Now, we can test our installation through a simple example of manipulating a DataFrame with PySpark. We are considering that you have already installed PySpark as shown previously.

from pyspark.sql import SparkSession

# Initializing a Spark session
# SparkSession is the main input to Spark SQL functionality.
# We configure the Spark application name and create or get an existing session.
spark = SparkSession.builder \
    .appName("PySpark DataFrame Example") \
    .getOrCreate()

# Example data
# Here we create a list of tuples with the example data.
data = [
    ("John", 28, "São Paulo"),
    ("Mary", 22, "Rio de Janeiro"),
    ("Peter", 35, "Belo Horizonte"),
    ("Ana", 23, "Curitiba")
]

# Defining the schema (column names)
# We define a list of column names for the DataFrame.
columns = ["Name", "Age", "City"]

# Creating the DataFrame
# We use SparkSession's createDataFrame function to transform the data and columns into a DataFrame.
df = spark.createDataFrame(data, columns)

# Displaying the DataFrame
# We use the show() method to show the first rows of the DataFrame.
print("Initial DataFrame")
df.show()

# Filtering Data
# We display records where the age is equal to or greater than 25.
# The filter() method is used with a Boolean expression to filter the data.
print("Records aged 25 or over")
df_filtered = df.filter(df["Age"] >= 25)
df_filtered.show()

# Selecting Columns
# We select only the "Name" and "City" columns from the DataFrame.
# The select() method is used for this operation.
print("Selection of Name and City columns only")
df_selected = df.select("Name", "City")
df_selected.show()

# Grouping Data
# We group the data by the "City" column and count the number of records in each group.
# The groupBy() method is used to group, followed by the count() method to count the records in each group.
print("Counting total records by city")
df_grouped = df.groupBy("City").count()
df_grouped.show()

# Saving the DataFrame
# We save the DataFrame to a CSV file at the specified location.
# The write.csv() method is used for this operation, with the header=True option to include the header.
df.write.csv("/content/output.csv", header=True)

Running the above code will produce the following output.

Initial DataFrame
+-----+---+--------------+
| Name|Age|          City|
+-----+---+--------------+
| John| 28|     São Paulo|
| Mary| 22|Rio de Janeiro|
|Peter| 35|Belo Horizonte|
|  Ana| 23|      Curitiba|
+-----+---+--------------+

Records aged 25 or over
+-----+---+--------------+
| Name|Age|          City|
+-----+---+--------------+
| John| 28|     São Paulo|
|Peter| 35|Belo Horizonte|
+-----+---+--------------+

Selection of Name and City columns only
+-----+--------------+
| Name|          City|
+-----+--------------+
| John|     São Paulo|
| Mary|Rio de Janeiro|
|Peter|Belo Horizonte|
|  Ana|      Curitiba|
+-----+--------------+

Counting total records by city
+--------------+-----+
|          City|count|
+--------------+-----+
|     São Paulo|    1|
|Rio de Janeiro|    1|
|      Curitiba|    1|
|Belo Horizonte|    1|
+--------------+-----+

Conclusion

Congratulations!
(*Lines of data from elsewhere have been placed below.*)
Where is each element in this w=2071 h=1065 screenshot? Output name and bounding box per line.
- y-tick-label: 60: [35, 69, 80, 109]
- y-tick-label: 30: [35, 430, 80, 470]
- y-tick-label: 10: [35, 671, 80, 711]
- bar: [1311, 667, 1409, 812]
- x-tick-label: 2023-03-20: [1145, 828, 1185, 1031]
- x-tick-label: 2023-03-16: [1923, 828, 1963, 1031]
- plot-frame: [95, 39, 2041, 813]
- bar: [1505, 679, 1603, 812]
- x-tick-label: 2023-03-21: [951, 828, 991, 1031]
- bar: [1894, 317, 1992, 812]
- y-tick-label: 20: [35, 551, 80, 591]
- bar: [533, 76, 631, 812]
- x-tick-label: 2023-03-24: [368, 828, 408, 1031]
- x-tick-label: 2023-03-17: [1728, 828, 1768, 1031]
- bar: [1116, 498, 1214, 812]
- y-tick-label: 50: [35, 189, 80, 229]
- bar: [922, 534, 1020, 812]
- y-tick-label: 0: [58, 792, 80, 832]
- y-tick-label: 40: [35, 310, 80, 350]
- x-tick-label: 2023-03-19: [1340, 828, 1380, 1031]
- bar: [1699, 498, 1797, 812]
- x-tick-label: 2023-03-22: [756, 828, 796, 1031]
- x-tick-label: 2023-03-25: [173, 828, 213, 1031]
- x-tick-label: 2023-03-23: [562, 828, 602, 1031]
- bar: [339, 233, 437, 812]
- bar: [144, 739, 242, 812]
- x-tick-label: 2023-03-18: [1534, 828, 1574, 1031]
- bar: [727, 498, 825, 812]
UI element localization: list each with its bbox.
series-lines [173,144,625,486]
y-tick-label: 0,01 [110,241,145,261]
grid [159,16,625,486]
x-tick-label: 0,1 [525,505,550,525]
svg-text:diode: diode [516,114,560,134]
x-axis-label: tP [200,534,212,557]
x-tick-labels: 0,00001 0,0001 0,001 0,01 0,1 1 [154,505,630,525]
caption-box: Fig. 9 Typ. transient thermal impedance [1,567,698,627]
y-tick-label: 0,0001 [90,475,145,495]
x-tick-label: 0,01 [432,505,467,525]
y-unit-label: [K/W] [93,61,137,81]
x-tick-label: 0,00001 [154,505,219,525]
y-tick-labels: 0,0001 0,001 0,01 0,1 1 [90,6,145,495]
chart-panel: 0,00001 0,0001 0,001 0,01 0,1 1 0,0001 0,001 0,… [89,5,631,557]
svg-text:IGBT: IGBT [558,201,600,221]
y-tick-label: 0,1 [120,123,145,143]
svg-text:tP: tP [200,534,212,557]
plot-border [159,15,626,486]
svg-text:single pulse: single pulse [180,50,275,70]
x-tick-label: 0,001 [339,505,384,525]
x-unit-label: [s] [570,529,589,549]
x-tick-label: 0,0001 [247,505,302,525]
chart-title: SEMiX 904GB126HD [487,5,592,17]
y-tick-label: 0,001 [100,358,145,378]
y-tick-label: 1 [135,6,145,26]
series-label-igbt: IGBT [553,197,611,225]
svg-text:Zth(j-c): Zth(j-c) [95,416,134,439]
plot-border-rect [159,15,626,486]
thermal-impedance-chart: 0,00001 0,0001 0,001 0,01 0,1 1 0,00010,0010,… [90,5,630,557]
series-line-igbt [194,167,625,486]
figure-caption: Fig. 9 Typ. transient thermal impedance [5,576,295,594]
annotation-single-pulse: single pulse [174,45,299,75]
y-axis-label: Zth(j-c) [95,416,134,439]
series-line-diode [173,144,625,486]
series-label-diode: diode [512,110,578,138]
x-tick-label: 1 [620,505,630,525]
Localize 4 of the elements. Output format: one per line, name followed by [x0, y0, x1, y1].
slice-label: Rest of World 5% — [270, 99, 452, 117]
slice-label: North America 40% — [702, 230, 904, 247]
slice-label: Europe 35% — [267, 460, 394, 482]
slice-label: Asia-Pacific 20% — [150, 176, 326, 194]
You've taken your first steps into the world of PySpark. Throughout this text, we explore the Apache Spark architecture, configure the development environment in Colab, and perform essential operations with DataFrames using PySpark.

We hope you have gained a solid understanding of how Spark works and how to use PySpark for data manipulation and analysis.

This knowledge is just the beginning. In upcoming articles we will explore how PySpark offers a wide range of functionality to process large data sets quickly and efficiently.